Meanwhile, far from the moral panic, in the history books...
The Real Lincoln: A New Look at Abraham Lincoln, His Agenda, and an Unnecessary War, by Thomas DiLorenzo
Among the guilty is the foremost of all historians who have written on the topic, James G. Randall. "In chapter after chapter of his 595-page book Constitutional Problems Under Lincoln, he [Randall] dutifully describes not mere problems but the destruction of constitutional liberty. He concludes almost every chapter with a string of excuses. . . . The establishment of a dictatorship was not the overthrowing of the Constitution but merely ‘out of keeping with the normal tenor of American law.’ Nor were thousands of arbitrary arrests an example of tyranny but only ‘unfortunate,’ and made, after all, with ‘the best of motives’ " (p. 160).

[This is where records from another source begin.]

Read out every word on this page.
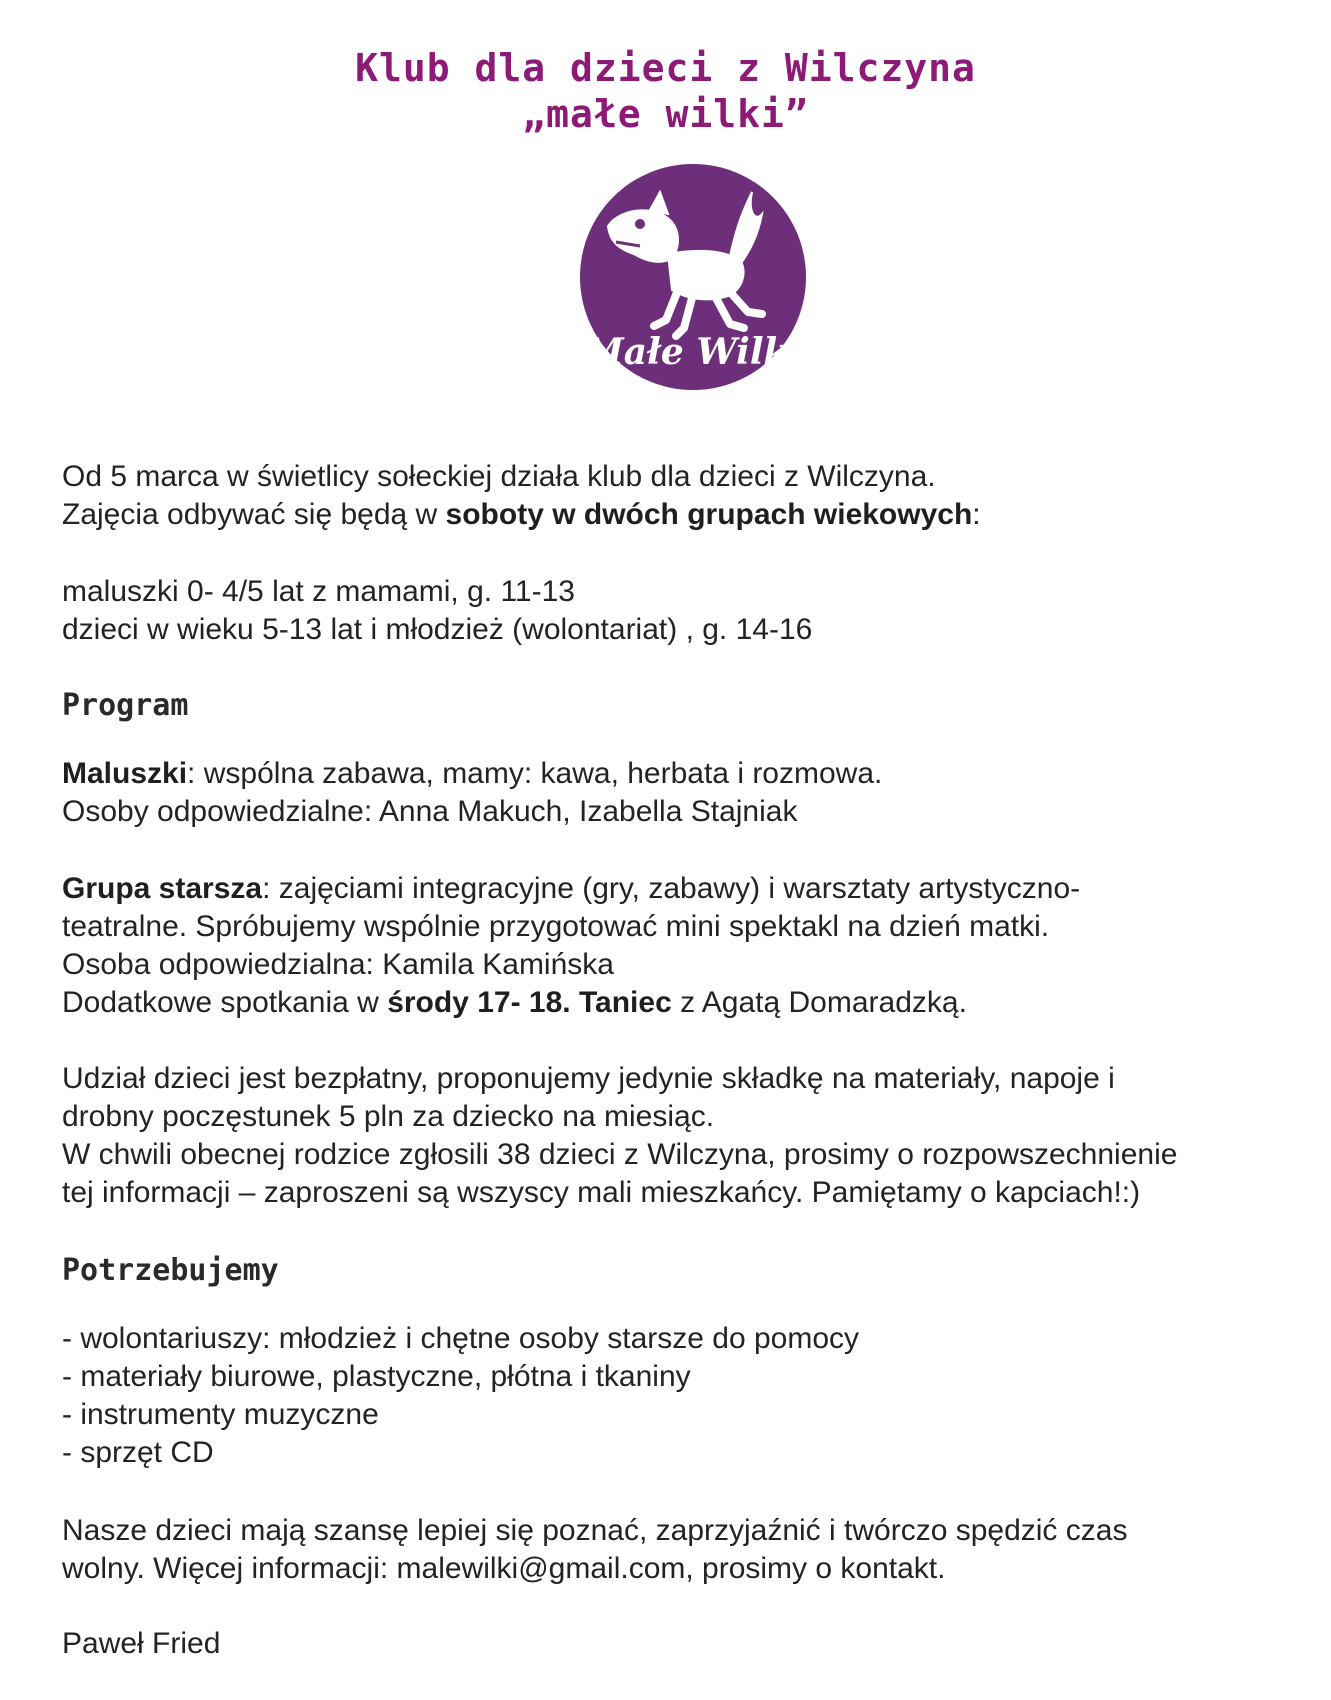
Klub dla dzieci z Wilczyna
„małe wilki”
Małe Wilki

Od 5 marca w świetlicy sołeckiej działa klub dla dzieci z Wilczyna.
Zajęcia odbywać się będą w soboty w dwóch grupach wiekowych:

maluszki 0- 4/5 lat z mamami, g. 11-13
dzieci w wieku 5-13 lat i młodzież (wolontariat) , g. 14-16

Program

Maluszki: wspólna zabawa, mamy: kawa, herbata i rozmowa.
Osoby odpowiedzialne: Anna Makuch, Izabella Stajniak

Grupa starsza: zajęciami integracyjne (gry, zabawy) i warsztaty artystyczno-
teatralne. Spróbujemy wspólnie przygotować mini spektakl na dzień matki.
Osoba odpowiedzialna: Kamila Kamińska
Dodatkowe spotkania w środy 17- 18. Taniec z Agatą Domaradzką.

Udział dzieci jest bezpłatny, proponujemy jedynie składkę na materiały, napoje i
drobny poczęstunek 5 pln za dziecko na miesiąc.
W chwili obecnej rodzice zgłosili 38 dzieci z Wilczyna, prosimy o rozpowszechnienie
tej informacji – zaproszeni są wszyscy mali mieszkańcy. Pamiętamy o kapciach!:)

Potrzebujemy

- wolontariuszy: młodzież i chętne osoby starsze do pomocy
- materiały biurowe, plastyczne, płótna i tkaniny
- instrumenty muzyczne
- sprzęt CD

Nasze dzieci mają szansę lepiej się poznać, zaprzyjaźnić i twórczo spędzić czas
wolny. Więcej informacji: malewilki@gmail.com, prosimy o kontakt.

Paweł Fried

Incredibly, the same pattern recurs among Lincoln’s partisans when they describe the gross violations of international law committed, with Lincoln’s entire approval, by Generals Sherman, Sheridan, Butler, and many others. After his bombardment of Atlanta, "Sherman’s army went on its usual binge of looting and burning. . . . It has been estimated that more than 90 percent of the city was demolished" (p. 186). As if this were not enough, Sherman expelled the remaining civilian residents from the city. Nevertheless, Mark Grimsley, a leading military historian, "downplays the suffering of the citizens of Atlanta by saying that ‘only’ a few thousand of them were evicted from their homes" (p. 187). In the face of Sherman’s march to the sea and Sheridan’s burning of the Shenandoah Valley, Mark Neely writes that "Sherman and his ‘fellow generals waged war the same way most Victorian gentlemen did, and other Victorian gentlemen in the world knew it.’ Total war, according to Neely, was just not Sherman’s cup of tea" (p. 198).
To attack Sherman and his cohorts is fortunately not very controversial, even in these times of abject Lincoln worship; but to state the obvious clearly is no small virtue. Professor DiLorenzo undertakes a much more difficult task, though, in his treatment of Reconstruction. Here he undermines completely the arguments of the dominant approach to this period among contemporary American historians.